Un livre broché, c'est souple, un peu mou. C'est un composé de quelques dizaines de feuillets rattachés les uns aux autres par du fil blanc noué. On sait que, si le fil venait à casser, le feuillet tout entier viendrait à se détacher : Il rassemble les pages qui ont été imprimées toutes ensemble, sur une même feuille, que l’on a ensuite pliée. Si on voulait extraire un feuillet, on s'apercevrait que, sur la même feuille, les textes destinés, chacun, à être déposés sur une page, sont imprimés tête-bêche, de manière à se retrouver dans le même sens une fois le livre composé. Y pense-t-on parfois ? Mais un livre broché à la manière d'autrefois a d'autres mystères, que notre époque ne connaît plus ...



En fait, si j'ai acheté ce livre, chez le bouquiniste, c'est parce que le plaisir que je vais en tirer vaut plus, bien plus de vingt francs ! Ces volumes étaient vendus "non coupés" ... C’est-à-dire que le fabricant, ("Achevé d'imprimer le douze septembre mil neuf cent six par Blais et Roy, à Poitiers..."), après avoir cousu les feuillets, n'a pas séparé les pages l'une de l'autre ...
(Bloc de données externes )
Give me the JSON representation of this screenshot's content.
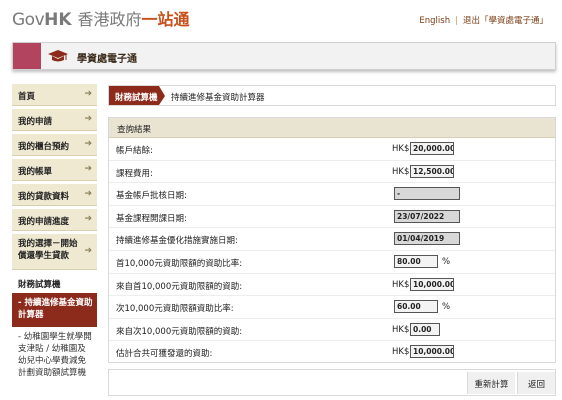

Songez donc : Vous n'avez jamais goûté ce pur plaisir ! ... Vous saisissez le coupe-papier de la main droite ... Il était là, le coupe-papier, de bronze, d'acier, d'ébène ou de corne ... Il était là, dans le fond du tiroir de droite ... Vous l'aviez oublié ou bien vous ignoriez jusqu'à la fonction qui est la sienne : Le coupe-papier ? - C'est un truc dont se servait mon grand-père. Il est rangé dans le fond du tiroir avec un bâton de cire rouge et un cachet monogrammé dont on se servait autrefois, paraît-il, pour clore les plis et les lettres ... On ne se sert plus de ces choses-là ; on les voit encore parfois, chez les antiquaires ...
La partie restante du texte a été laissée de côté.